Elidérico Viegas commented that, "It is necessary to continue to focus on strategies for promoting tourism that are smarter and more focused on marketing and sales. Our promotion is very institutional in general."

Viegas pointed out the need for public investment in projects including a multi-stage congress center in the Algarve, a central hospital and a sports clinic for high-level athletes who are in training here during the low season.

Elidérico Viegas wants to see more public private partnerships in the sector, more staff training, more availability of finance and more support for the renovation and modernisation of tourist accommodation.

Assuming that the drop in the VAT rate on meals and drinks helped the sector’s 2016 results, Viegas considered that the tax burden continued to affect profitability, especially payments to local councils for waste and water services, as well as the high price of electricity.

The increase in airport charges, the price rise for oil and aviation fuel, the illegal short-term rental of accommodation to tourists and the difficulty that the authorities have in monitoring these cases are seen as big negatives in an otherwise sunny sector.

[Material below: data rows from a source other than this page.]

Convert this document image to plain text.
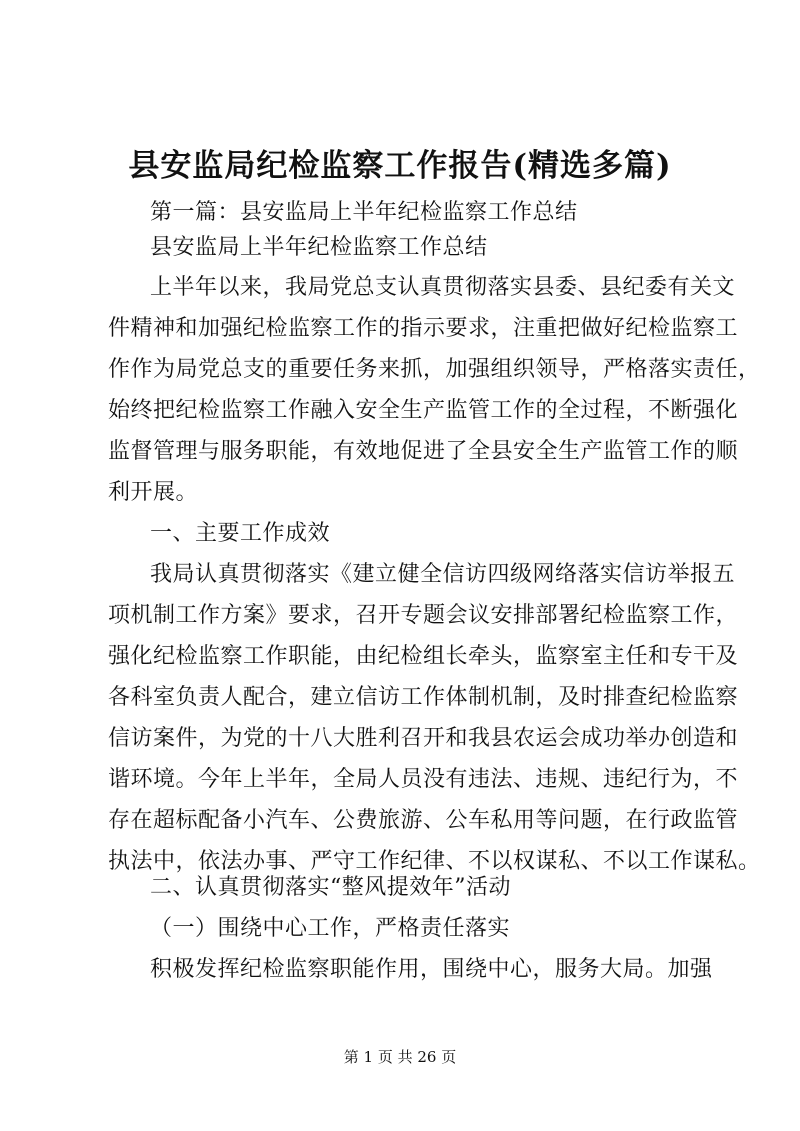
县安监局纪检监察工作报告(精选多篇)
第一篇：县安监局上半年纪检监察工作总结
县安监局上半年纪检监察工作总结
上半年以来，我局党总支认真贯彻落实县委、县纪委有关文
件精神和加强纪检监察工作的指示要求，注重把做好纪检监察工
作作为局党总支的重要任务来抓，加强组织领导，严格落实责任，
始终把纪检监察工作融入安全生产监管工作的全过程，不断强化
监督管理与服务职能，有效地促进了全县安全生产监管工作的顺
利开展。
一、主要工作成效
我局认真贯彻落实《建立健全信访四级网络落实信访举报五
项机制工作方案》要求，召开专题会议安排部署纪检监察工作，
强化纪检监察工作职能，由纪检组长牵头，监察室主任和专干及
各科室负责人配合，建立信访工作体制机制，及时排查纪检监察
信访案件，为党的十八大胜利召开和我县农运会成功举办创造和
谐环境。今年上半年，全局人员没有违法、违规、违纪行为，不
存在超标配备小汽车、公费旅游、公车私用等问题，在行政监管
执法中，依法办事、严守工作纪律、不以权谋私、不以工作谋私。
二、认真贯彻落实“整风提效年”活动
（一）围绕中心工作，严格责任落实
积极发挥纪检监察职能作用，围绕中心，服务大局。加强
第 1 页 共 26 页
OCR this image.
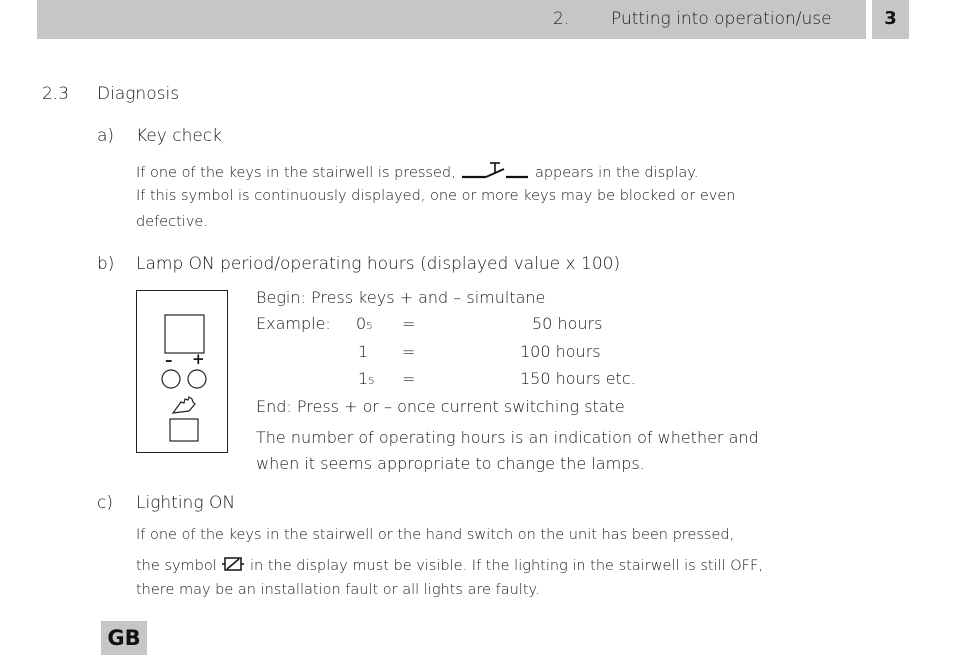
2. Putting into operation/use	3
2.3 Diagnosis
a) Key check
If one of the keys in the stairwell is pressed,	appears in the display.
If this symbol is continuously displayed, one or more keys may be blocked or even
defective.
b) Lamp ON period/operating hours (displayed value x 100)
– +
Begin: Press keys + and – simultane
Example: 05 =	50 hours
1 =	100 hours
15 =	150 hours etc.
End: Press + or – once current switching state
The number of operating hours is an indication of whether and
when it seems appropriate to change the lamps.
c) Lighting ON
If one of the keys in the stairwell or the hand switch on the unit has been pressed,
the symbol in the display must be visible. If the lighting in the stairwell is still OFF,
there may be an installation fault or all lights are faulty.
GB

Regarding the possible introduction of a ‘per night’ tourist tax by certain of the Algarve’s greedier councils, Elidérico Viegas considers that "it does not make sense to penalise the sector with more taxes but it does make sense to create conditions for it to develop.”

 

New hotels planned

 

To cope with demand and take full advantage of the boom in tourism, there are 23 new hotels in the pipeline for the Algarve.

Of these 23 hotel projects, 13 are for new buildings and the remainder are for refurbishments.

The projects are mostly for three stars or less, with only six of the 23 planned units having four or more stars.

Of this last classification, two units are located in Lagos and the remaining four are in Lagoa, Loulé, Portimão and Silves.